Encrypted LLM Fingerprinting
iSeal: Encrypted Fingerprinting for Reliable LLM Ownership Verification
Given the high cost of large language model (LLM) training from scratch, safeguarding LLM intellectual property (IP) becomes increasingly crucial. As the standard paradigm for IP ownership verification, LLM fingerprinting thus plays a vital role in addressing this challenge. Existing LLM fingerprinting methods verify ownership by extracting or injecting model-specific features. However, they overlook potential attacks during the verification process, leaving them ineffective when the model thief fully controls the LLM’s inference process. In such settings, attackers may share prompt-response pairs to enable fingerprint unlearning, or manipulate outputs to evade exact-match verification. We propose iSeal, the first fingerprinting method designed for reliable verification when the model thief controls the suspected LLM in an end-to-end manner.
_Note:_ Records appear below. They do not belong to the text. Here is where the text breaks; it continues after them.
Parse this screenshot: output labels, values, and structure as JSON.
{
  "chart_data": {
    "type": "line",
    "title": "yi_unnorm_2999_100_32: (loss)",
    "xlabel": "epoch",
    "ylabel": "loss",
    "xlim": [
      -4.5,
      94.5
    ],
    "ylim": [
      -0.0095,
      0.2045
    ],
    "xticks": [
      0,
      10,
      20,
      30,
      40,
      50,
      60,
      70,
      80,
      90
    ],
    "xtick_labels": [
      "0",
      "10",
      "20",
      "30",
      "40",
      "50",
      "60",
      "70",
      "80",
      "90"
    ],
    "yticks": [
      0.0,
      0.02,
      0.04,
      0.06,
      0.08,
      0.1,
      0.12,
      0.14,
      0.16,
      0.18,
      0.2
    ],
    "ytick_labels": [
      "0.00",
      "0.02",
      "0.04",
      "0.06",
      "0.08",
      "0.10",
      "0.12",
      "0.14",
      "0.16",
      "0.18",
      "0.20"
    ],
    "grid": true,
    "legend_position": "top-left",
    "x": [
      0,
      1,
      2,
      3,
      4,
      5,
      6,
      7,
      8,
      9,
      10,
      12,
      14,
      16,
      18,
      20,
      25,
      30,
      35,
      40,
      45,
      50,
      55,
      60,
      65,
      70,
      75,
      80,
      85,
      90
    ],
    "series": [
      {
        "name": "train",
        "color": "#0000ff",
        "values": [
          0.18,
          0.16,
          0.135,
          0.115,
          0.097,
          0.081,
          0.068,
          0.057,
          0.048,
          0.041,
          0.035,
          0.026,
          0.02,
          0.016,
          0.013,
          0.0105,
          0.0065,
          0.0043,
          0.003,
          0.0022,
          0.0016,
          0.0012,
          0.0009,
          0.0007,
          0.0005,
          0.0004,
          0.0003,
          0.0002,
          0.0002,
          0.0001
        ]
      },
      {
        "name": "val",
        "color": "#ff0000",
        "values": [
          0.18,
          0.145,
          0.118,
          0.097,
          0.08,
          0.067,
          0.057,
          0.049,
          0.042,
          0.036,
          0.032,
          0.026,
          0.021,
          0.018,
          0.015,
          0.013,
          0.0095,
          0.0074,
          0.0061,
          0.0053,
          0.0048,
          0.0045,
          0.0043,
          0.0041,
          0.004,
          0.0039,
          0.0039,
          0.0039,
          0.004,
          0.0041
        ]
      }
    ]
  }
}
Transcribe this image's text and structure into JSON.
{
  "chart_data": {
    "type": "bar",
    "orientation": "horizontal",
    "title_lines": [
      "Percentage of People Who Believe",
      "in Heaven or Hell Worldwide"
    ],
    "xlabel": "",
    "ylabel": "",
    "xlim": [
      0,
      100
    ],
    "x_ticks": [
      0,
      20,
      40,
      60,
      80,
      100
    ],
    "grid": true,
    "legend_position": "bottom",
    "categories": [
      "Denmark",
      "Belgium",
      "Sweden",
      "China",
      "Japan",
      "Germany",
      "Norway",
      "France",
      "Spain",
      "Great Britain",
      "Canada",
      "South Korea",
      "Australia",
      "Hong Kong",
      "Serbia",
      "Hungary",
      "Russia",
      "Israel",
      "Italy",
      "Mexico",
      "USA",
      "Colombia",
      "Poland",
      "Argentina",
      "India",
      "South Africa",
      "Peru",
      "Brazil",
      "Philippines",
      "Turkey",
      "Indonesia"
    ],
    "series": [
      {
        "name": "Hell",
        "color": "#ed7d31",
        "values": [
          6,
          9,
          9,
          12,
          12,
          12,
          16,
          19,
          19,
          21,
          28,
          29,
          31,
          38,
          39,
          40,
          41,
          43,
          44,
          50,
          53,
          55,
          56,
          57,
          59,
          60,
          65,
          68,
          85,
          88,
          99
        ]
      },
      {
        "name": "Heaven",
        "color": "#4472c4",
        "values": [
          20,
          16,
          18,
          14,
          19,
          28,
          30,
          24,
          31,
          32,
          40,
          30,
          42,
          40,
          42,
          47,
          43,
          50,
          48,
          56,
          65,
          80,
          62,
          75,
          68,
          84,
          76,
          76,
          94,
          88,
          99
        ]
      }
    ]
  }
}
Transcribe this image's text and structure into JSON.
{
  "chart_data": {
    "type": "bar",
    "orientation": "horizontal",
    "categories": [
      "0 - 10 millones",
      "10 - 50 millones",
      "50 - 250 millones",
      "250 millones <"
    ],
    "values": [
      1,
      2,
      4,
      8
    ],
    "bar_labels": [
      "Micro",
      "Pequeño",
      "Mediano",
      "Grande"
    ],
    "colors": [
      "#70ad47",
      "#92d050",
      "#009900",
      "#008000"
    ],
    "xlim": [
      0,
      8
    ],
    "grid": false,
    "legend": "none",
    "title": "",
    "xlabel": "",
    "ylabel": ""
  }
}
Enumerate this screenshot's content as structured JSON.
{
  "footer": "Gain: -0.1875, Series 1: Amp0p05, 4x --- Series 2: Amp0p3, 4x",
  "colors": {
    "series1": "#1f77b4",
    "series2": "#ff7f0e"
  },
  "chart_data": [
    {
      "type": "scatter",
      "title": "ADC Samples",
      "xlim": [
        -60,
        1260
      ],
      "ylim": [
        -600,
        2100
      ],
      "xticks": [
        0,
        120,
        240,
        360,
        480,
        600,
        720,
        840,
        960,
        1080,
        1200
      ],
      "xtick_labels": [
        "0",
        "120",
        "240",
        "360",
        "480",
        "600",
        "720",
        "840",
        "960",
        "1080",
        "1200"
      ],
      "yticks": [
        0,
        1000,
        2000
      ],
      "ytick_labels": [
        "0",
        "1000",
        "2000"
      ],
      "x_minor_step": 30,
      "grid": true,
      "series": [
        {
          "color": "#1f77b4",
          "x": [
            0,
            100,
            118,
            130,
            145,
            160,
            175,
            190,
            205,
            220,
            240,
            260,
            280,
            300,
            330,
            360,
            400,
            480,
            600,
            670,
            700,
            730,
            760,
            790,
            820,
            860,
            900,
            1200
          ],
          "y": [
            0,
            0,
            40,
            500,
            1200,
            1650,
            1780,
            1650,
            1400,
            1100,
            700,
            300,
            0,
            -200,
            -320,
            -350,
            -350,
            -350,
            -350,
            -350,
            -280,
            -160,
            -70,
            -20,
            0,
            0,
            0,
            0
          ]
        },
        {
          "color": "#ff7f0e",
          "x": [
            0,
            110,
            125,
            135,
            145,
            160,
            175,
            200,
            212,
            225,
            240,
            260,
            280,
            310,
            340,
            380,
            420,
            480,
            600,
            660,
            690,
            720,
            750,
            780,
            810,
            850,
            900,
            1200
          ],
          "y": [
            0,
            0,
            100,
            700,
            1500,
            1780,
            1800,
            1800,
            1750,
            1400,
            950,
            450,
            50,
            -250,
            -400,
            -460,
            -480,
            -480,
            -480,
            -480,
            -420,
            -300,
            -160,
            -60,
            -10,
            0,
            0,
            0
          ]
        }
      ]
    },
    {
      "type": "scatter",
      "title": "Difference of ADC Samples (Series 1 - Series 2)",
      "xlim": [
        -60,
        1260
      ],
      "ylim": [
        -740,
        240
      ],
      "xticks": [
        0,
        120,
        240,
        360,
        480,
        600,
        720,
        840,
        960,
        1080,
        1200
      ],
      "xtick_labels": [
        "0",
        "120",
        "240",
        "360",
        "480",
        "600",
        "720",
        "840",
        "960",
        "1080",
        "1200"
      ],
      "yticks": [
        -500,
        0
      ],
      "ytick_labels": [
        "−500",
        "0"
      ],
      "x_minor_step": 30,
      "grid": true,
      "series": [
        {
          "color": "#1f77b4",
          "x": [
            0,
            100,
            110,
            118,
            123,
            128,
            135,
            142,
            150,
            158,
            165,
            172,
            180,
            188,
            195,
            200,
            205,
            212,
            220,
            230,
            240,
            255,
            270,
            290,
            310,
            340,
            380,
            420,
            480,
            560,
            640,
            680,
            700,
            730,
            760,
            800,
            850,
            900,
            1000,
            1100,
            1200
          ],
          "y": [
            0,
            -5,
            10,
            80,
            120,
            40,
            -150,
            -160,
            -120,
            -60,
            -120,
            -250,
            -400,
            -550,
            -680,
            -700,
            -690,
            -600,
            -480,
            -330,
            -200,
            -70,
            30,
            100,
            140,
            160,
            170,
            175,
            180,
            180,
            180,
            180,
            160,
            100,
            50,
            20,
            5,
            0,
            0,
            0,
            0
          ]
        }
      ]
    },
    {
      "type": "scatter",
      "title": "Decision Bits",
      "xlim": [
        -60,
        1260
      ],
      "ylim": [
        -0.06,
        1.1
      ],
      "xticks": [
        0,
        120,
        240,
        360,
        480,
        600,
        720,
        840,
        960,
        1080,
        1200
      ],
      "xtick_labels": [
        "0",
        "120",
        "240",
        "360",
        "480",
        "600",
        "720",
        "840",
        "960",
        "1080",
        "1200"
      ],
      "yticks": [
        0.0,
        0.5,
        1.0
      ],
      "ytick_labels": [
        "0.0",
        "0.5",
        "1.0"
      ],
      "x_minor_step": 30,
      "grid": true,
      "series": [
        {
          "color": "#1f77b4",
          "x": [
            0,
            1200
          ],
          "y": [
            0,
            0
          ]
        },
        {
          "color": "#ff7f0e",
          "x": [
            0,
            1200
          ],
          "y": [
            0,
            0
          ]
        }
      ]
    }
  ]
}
It injects unique features into both the model and an external module, reinforced by an error-correction mechanism and a similarity-based verification strategy. These components are resistant to verification-time attacks, including collusion-based fingerprint unlearning and response manipulation, backed by both theoretical analysis and empirical results. iSeal achieves 100% Fingerprint Success Rate (FSR) on 12 LLMs against more than 10 attacks, while baselines fail under unlearning and response manipulations.